Destiny New Zealand was a Christian political party in New Zealand centred on the charismatic/pentecostal Destiny Church. The party described itself as "centre-right". It placed a strong focus on traditional family values and argued that the breakdown in this area is a primary cause of many of New Zealand's problems. It announced its de-registration as a political party on 18 September 2007, and was removed from the register a month later.[1] It did not hold any seats in Parliament.



Destiny New Zealand first formed early in 2003. By June 2004 the party claimed to have around three thousand members, and indicated an intent to stand candidates in all electorates. The party took a strongly conservative stance in most policy areas. It repeatedly criticised what it saw as the permissive nature of modern society, with Brian Tamaki saying that New Zealand "has moved so far away from God that anything goes now".

The party's political leader, Richard Lewis, spoke out strongly against the former Labour-Progressive administration, saying that the nation "simply cannot afford to spend another term under the dictates of an anti-marriage, anti-family and anti-Christian government." Destiny New Zealand also condemned the existence of "fatherless families", saying that lack of male leadership contributed to social ills. In 2002, Tamaki reportedly stated that having female political leaders (as New Zealand had at the time) formed part of the "Devil's strategy", although Tamaki says that reports have taken his remarks out of context.

2005 general election

In 2004, Tamaki announced that Destiny Church would rule New Zealand by 2008.[2] However, in the 2005 elections, it received just over 14,000 votes (out of over two million nationwide) or 0.62% of the vote—well short of 5% threshold required to enter Parliament without winning an electorate. This was the highest vote of any party not to make it into Parliament.[3] Polling before the election consistently showed the party was well short of the threshold. None of its electorate candidates were a serious factor in their respective races (Lewis had the best showing, gaining 1,111 votes for a distant third in Manukau East).

Links with Destiny Church

Some confusion exists as to how closely the Destiny New Zealand party overlaps the Destiny Church itself. According to both Brian Tamaki (leader of the church) and Richard Lewis (leader of the party), the two remain quite separate, with the teachings of the church merely having inspired the party. Tamaki describes the situation by saying "the way I preach has stirred something in their hearts and they've decided to do something", and describes himself merely as "a spiritual adviser". Lewis similarly denies that the church controls the party. Others, including several former church members, see this paradigm as just an illusion, and say that Lewis actually just serves as a "frontman" for Tamaki. Groups such as Cultwatch, a multi-denominational Christian group that targets what it perceives as cults, have attacked both the party and the church.[4] Both the church and the party dismiss these criticisms as merely attempts to undermine the movement.
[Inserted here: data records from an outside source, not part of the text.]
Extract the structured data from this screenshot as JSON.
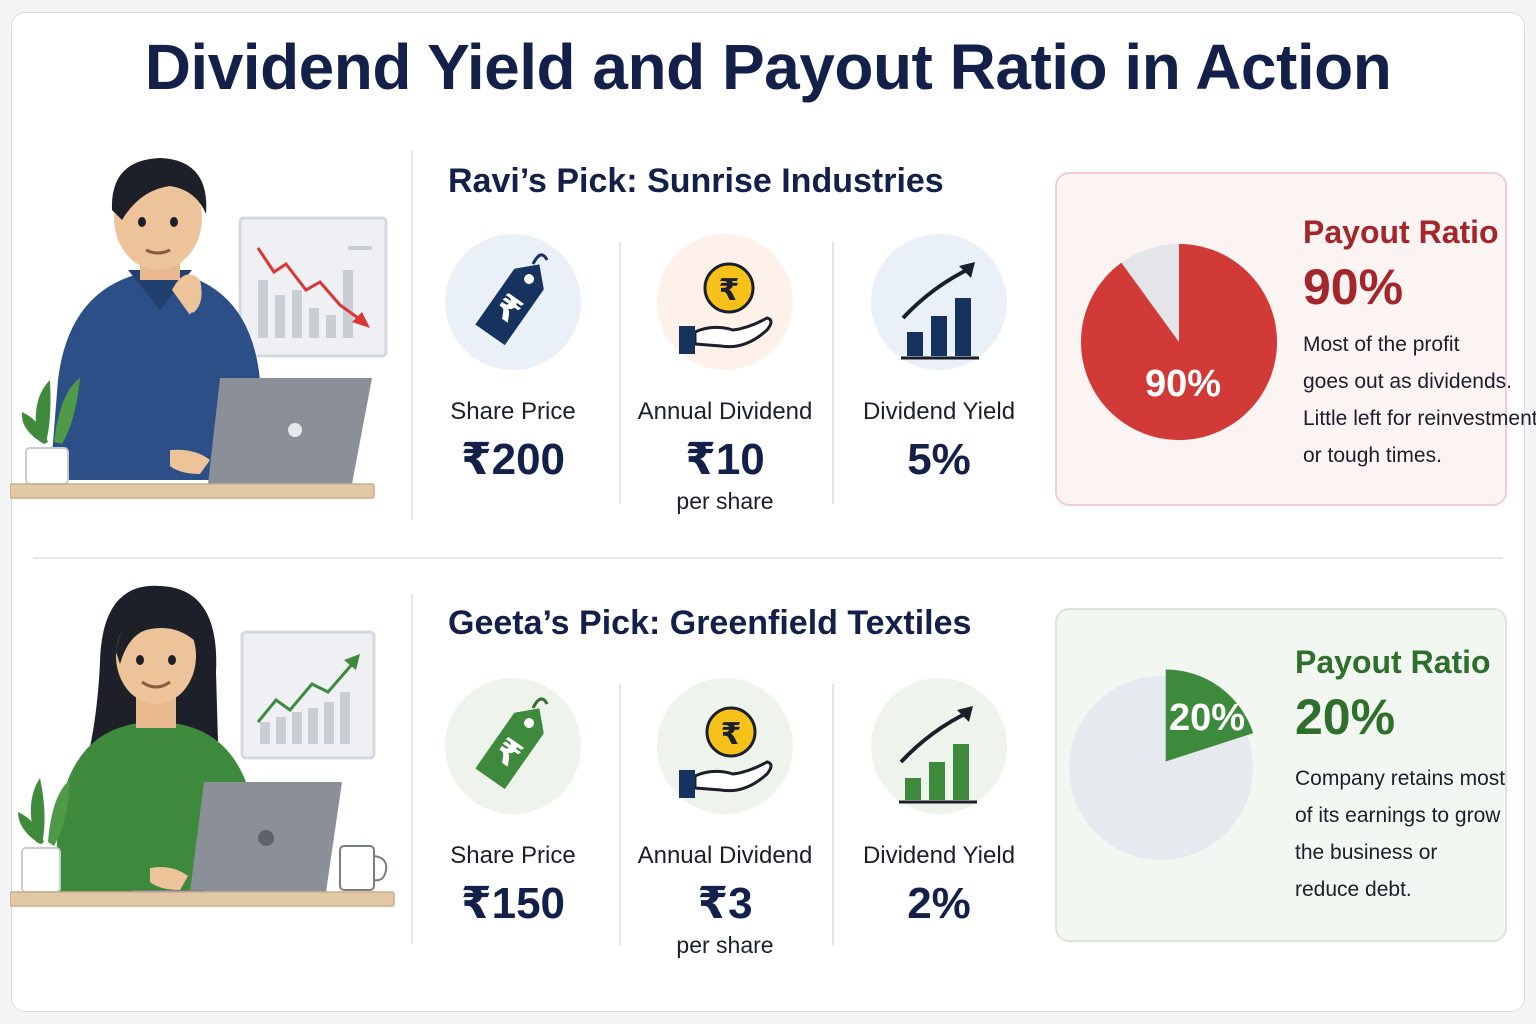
{
  "title": "Dividend Yield and Payout Ratio in Action",
  "colors": {
    "navy": "#13214a",
    "red": "#d13a36",
    "dark_red": "#a2262a",
    "green": "#3e8a3c",
    "dark_green": "#2f6f2c"
  },
  "ravi": {
    "pick_title": "Ravi’s Pick: Sunrise Industries",
    "share_price": {
      "label": "Share Price",
      "value": "₹200",
      "icon": "price-tag-icon"
    },
    "annual_dividend": {
      "label": "Annual Dividend",
      "value": "₹10",
      "sub": "per share",
      "icon": "coin-hand-icon"
    },
    "dividend_yield": {
      "label": "Dividend Yield",
      "value": "5%",
      "icon": "growth-chart-icon"
    },
    "payout": {
      "pie_label": "90%",
      "label": "Payout Ratio",
      "value": "90%",
      "ratio": 0.9,
      "desc": [
        "Most of the profit",
        "goes out as dividends.",
        "Little left for reinvestment",
        "or tough times."
      ]
    }
  },
  "geeta": {
    "pick_title": "Geeta’s Pick: Greenfield Textiles",
    "share_price": {
      "label": "Share Price",
      "value": "₹150",
      "icon": "price-tag-icon"
    },
    "annual_dividend": {
      "label": "Annual Dividend",
      "value": "₹3",
      "sub": "per share",
      "icon": "coin-hand-icon"
    },
    "dividend_yield": {
      "label": "Dividend Yield",
      "value": "2%",
      "icon": "growth-chart-icon"
    },
    "payout": {
      "pie_label": "20%",
      "label": "Payout Ratio",
      "value": "20%",
      "ratio": 0.2,
      "desc": [
        "Company retains most",
        "of its earnings to grow",
        "the business or",
        "reduce debt."
      ]
    }
  },
  "icon_glyphs": {
    "rupee": "₹"
  }
}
Deregistration and stalled merger

On 18 September 2007, Brian Tamaki announced that Destiny New Zealand would be deregistered as a political party.[5] In its place, a new Christian political party will be formed, with Richard Lewis as the co-leader.[6] The second co-leader was not announced. However, then-MP for The Kiwi Party Gordon Copeland announced that he was the other co-leader of the party.[7] On 20 September Copeland announced that he "could not work" with Richard Lewis, and would remain an independent MP.[8] In October, it was announced that Destiny New Zealand would put its support behind a Family Party, to be led by Lewis and former United Future MP Paul Adams.[9]